Unsurprisingly, the wine industry has been hit by inflation. However, the market has also been flooded by spikes in imported wines and grocery store chains preferring their own private-label wine brands (such as Costco's Kirkland Signature wines or Whole Foods' Wine Farmer).

The long-term future of the wine sector is bleak given that Millenials and Gen-Zers are not only drinking less alcohol in general than previous generations but are also increasingly opting for microbrews and craft cocktails over vino. Global wine consumption has hit a 27-year low and American wine sales fell by 8.7 percent in 2023.

But while all these factors certainly play a role, they glide over the biggest industry-wide issue of all for wine: Being choked to death by government policies. 

Due to the three-tier system that nearly every state subjects alcohol to, wholesalers or distributors act as government-mandated middlemen connecting alcohol producers to retail stores. The purported rationale for the three-tier system is to prevent Big Alcohol monopolies from forming at the producer level of the supply chain.

And yet, it has essentially done the opposite. For decades there were multiple distributors available for almost every winery. Today, there are fewer than 1,000 distributors for over 8,000 American wineries—and out of those distributors, it's actually just three goliath distributors that control up to 67 percent of all the U.S. wine sales (in some states this climbs to over 90 percent).

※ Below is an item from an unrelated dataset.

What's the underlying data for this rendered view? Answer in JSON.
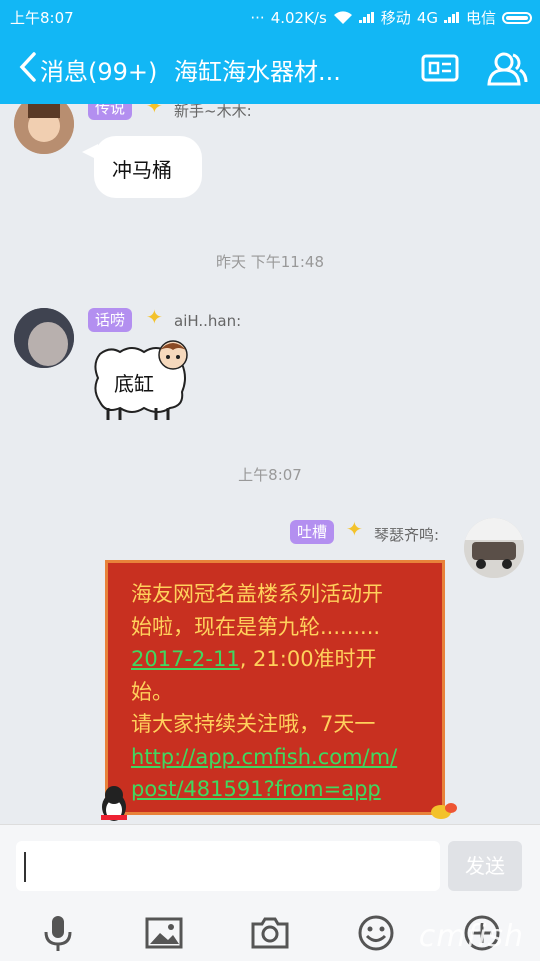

This begets a form of government-sponsored collusion, in which the largest distributors disproportionately focus most of their energy on servicing the accounts from the largest wineries. Many smaller and medium-sized wineries are often unable to find distributors who will carry their products. In turn, their wines never even make it to store shelves, severing them from their main market-access channel entirely. When less wine is being produced or sold, fewer grapes are needed—hence the growing epidemic of vineyard desecrations.

It's a lesson the government never learns, especially when it comes to booze: If you create a government-mandated middleman in the name of stopping private alcohol monopolies at one level of the supply chain (the producer level), you inevitably end up creating a government-sanctioned monopoly in another level. Eventually, as Wine-Searcher put it, the "arteries" of America's wine market—the world's largest—become "clogged," with the repercussions flowing all the way back up the supply chain to the grapes themselves.  

The way to help independent wineries is to reform the laws to allow more wineries to self-distribute their products directly to retailers, including across state lines. Better yet, scrap the three-tier system entirely and allow alcohol to operate like basically every other industry in America. 

If more wineries can stay afloat, then demand for grapes will bounce back—and grape-meggedon can be reversed before it's too late.